Bertrand Russell (Ensayos impopulares)

El temor colectivo estimula el instinto del rebaño, y tiende a producir ferocidad hacia los que no son considerados miembros del rebaño. Así sucedió en la Revolución Francesa, cuando el miedo a los ejércitos extranjeros produjo el reino del terror. El gobierno soviético habría sido menos feroz si hubiese encontrado menos hostilidad en sus primeros años. El miedo engendra impulsos de crueldad, y, por lo tanto, provoca las creencias supersticiosas que parecen justificar la crueldad. No se puede confiar en que un hombre, una muchedumbre o una nación obren humanamente o piensen cuerdamente bajo la influencia de un gran temor. Y por eso los cobardes son más propensos a la superstición. Cuando digo esto, pienso en los hombres que son valientes en todos los sentidos, y no sólo en el de arrostrar la muerte. Muchos hombres tienen el arrojo de morir heroicamente, pero no tendrían la bravura de decir, a aun de pensar, que la causa por la que se les pide que mueran es indigna de ellos. La deshonra es, para muchos hombres, más dolorosa que la muerte; éste es uno de los motivos de que, en tiempos de excitación colectiva, tan pocos hombres se arriesguen a disentir de la opinión prevaleciente. Ningún cartaginés negó a Moloch, porque hacerlo habría exigido más valor que el necesario para correr el peligro de muerte en el combate.

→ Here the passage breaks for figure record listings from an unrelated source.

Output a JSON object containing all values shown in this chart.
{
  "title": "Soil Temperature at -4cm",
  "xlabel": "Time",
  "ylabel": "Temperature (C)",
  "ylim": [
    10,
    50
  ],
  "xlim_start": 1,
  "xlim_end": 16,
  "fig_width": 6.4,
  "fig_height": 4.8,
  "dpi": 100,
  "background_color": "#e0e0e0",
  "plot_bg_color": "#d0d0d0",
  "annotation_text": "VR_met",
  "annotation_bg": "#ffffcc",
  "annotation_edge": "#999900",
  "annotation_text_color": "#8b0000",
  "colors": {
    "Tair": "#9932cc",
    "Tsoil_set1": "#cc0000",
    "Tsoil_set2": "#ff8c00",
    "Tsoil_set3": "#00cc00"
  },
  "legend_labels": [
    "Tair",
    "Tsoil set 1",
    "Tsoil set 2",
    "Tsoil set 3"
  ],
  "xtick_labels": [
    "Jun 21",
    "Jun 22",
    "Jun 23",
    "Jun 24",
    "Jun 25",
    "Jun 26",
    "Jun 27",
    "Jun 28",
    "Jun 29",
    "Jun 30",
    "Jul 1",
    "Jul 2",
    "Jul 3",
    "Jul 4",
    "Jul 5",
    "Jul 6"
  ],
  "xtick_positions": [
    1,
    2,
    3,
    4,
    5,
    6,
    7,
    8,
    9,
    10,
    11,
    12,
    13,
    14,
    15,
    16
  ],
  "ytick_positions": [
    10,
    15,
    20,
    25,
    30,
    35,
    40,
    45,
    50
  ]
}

Pero nos estamos poniendo demasiado solemnes. Las supersticiones no son siempre negras y crueles; a  menudo añaden alegría a la vida. En una ocasión recibí una comunicación del dios Osiris, dándome su número de teléfono; él vivía, en esa época, en un suburbio de Boston. Aunque no me incorporé a sus adoradores, su carta de causó placer. Frecuentemente he recibido cartas de hombres que se anuncian como el Mesías y me instan a no dejar de mencionar ese importante hecho en mis disertaciones. Durante la prohibición en Estados Unidos, había una secta que sostenía que el servicio de la comunión tendría que ser celebrado con whiski, no con vino, este dogma les dio derecho legal a un suministro de licor alcohólico, y la secta creció rápidamente. Existe en Inglaterra una secta que afirma que los ingleses son las diez tribus perdidas; y hay otra secta más estricta que afirma que los ingleses son solamente las tribus de Efraím y Manassh. Cada vez que encuentro a un miembro de cualquiera de estas dos sectas, me confieso adherente de la otra, de lo que surgen muchas y agradables discusiones. También me gustan los hombres que estudian la Gran Pirámide con vistas a descifrar su sabiduría mística. Muchos grandes libros han sido escritos sobre este tema, y algunos me fueron obsequiados por sus autores. Es un hecho curioso que la Gran Pirámide prodiga siempre la historia del mundo con exactitud hasta la fecha de la publicación del libro en cuestión, pero después de tal fecha se vuelve menos digna de crédito. Por lo general, el autor espera, para muy pronto, guerras en Egipto, seguidas de Armagedón y de advenimientos del Anticristo, pero hasta la fecha existen tantas personas que han sido reconocidas como el Anticristo que el lector, sin quererlo, es inducido al escepticismo.

Admiro especialmente a cierta profetisa que vivía junto a un lago, en la parte septentrional del estado de Nueva York, hacia el año 1820. Anunció a sus numerosos discípulos que poseía el pode de caminar sobre el agua y que se proponía demostrar a las once en punto de cierta mañana. A la hora indicada, los fieles se reunieron por millares a la orilla del lago. Y ella les habló, diciendo: <<¿Estáis todos plenamente convencidos de que puedo caminar sobre el agua?>>. A una, todos respondieron: <<Lo estamos>>. <<En este caso -anunció ella-, no hay necesidad de que lo haga>>. Y todos se volvieron a sus hogares, sumamente edificados. 

Quizá el mundo perdería parte de su interés y variedad si tales creencias fuesen completamente reemplazadas por la fría ciencia. Quizá podamos permitirnos alegrarnos por los abecedaristas, así llamados porque habiendo rechazado todo conocimiento profano, consideran perverso enseñar el abecé. Y podemos regocijarnos con el asombro del jesuita sudamericano que se preguntó cómo podía el gusano haber viajado, después del Diluvio, desde el monte Ararat al Perú, viaje que su extrema lentitud de locomoción hacía casi increíble. Un hombre sabio gozará con las cosas buenas, de las que existe abundante provisión, y encontrará una abundante dieta de disparates intelectuales, en nuestra época, como en cualquier otra.